The details of the Kickapoo meeting and a letter dated May 10, 2001, from ATR thanking the Kickapoos for their contribution were revealed to the New York Times in 2006 by former council elder Isidro Garza, who with Raul Garza (no relation), is under indictment in Texas for embezzling tribal money. According to Isidro Garza, Abramoff did not say the donation was required to meet Bush; the White House denied any knowledge of the transaction.[73]
Other photos have surfaced of Abramoff and Bush meeting at the White House and Oval Office on either December 22 or 23, 2002. The photos were found on a site that published many pictures of governmental events, ReflectionsOrders.com. The owner of the site removed the photos almost immediately when the presence of Abramoff and Bush together was discovered.[74] Some Internet users located the photos and preserved copies of some of them.[75] The owner of the site gave thousands of dollars to the Bush campaign and Republican National Committee, according to public FEC contribution records.[76]
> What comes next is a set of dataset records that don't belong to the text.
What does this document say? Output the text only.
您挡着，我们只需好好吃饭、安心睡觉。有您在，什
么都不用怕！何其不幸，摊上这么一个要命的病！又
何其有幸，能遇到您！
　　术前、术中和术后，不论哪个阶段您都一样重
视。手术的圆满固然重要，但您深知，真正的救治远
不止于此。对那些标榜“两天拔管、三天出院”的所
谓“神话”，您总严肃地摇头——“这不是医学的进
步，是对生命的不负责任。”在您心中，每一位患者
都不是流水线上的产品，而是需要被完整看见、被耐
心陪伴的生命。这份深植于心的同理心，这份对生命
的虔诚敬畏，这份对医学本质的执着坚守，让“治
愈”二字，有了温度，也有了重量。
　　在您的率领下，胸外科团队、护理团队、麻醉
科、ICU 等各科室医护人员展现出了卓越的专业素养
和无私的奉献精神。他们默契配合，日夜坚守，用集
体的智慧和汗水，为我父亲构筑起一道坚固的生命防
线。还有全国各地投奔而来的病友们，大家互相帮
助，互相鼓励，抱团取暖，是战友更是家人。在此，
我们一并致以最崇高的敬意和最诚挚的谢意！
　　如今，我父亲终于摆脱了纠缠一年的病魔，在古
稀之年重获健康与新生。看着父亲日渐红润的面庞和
An NPR news report from March 2006 stated that: "... Abramoff recently granted a rare press interview to Vanity Fair magazine, where he asserts President Bush and other prominent figures in Washington know him very well. He called them liars for denying contact with him".[77]
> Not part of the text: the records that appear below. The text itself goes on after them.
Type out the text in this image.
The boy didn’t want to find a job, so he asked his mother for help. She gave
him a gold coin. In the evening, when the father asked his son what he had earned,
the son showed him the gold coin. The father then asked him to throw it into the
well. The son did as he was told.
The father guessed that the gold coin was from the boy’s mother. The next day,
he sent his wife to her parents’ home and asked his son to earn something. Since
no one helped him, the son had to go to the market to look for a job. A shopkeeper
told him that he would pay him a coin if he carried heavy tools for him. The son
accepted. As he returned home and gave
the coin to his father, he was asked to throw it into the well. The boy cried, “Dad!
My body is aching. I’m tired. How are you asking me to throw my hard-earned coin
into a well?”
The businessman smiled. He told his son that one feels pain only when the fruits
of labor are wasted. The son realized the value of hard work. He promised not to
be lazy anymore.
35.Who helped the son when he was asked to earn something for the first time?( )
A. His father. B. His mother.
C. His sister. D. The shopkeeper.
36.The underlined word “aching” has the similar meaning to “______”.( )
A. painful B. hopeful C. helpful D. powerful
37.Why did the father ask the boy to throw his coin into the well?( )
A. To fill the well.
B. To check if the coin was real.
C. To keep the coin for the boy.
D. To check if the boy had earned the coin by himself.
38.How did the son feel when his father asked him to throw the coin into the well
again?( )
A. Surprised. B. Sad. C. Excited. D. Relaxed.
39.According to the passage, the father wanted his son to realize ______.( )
In June 2006, Abramoff began secretly granting exclusive interviews to former Boston Globe investigative reporter Gary S. Chafetz, without the knowledge of Abramoff's attorneys or the federal prosecutors with whom Abramoff had been cooperating. These interviews – conducted before and during Abramoff's imprisonment – continued until May 2008. In September 2008, Chafetz's book, The Perfect Villain: John McCain and the Demonization of Lobbyist Jack Abramoff was rushed into print prior to the 2008 presidential election. In his book, Chafetz asserted that Abramoff, though guilty of some of the charges, was the victim of misleading and sensational reporting by the Washington Post, vengeance and mendacity on the part of Sen. John McCain (R-AZ), and strong-arm tactics of the Justice Department who forced Abramoff into confessing to crimes he did not believe he was guilty of. Chafetz also accused federal prosecutors of abusive – and possibly illegal – tactics in their reliance on private and public honest services fraud, which he characterized as vague and controversial.[78][79]
Incarceration[edit]
Abramoff served four years of a six-year sentence. On November 15, 2006, he began serving his term in the minimum security prison camp of Federal Correctional Institution, Cumberland, Maryland, as inmate number 27593-112. The Justice Department had requested that he serve his sentence there so as to be accessible to agents in Washington for cooperation as the investigations related to his associates intensified.[109] Abramoff worked as a clerk in the prison chaplain's office for 12 cents an hour. He was also teaching courses in public speaking and screenwriting to his fellow inmates and instituted a popular movie night.[110]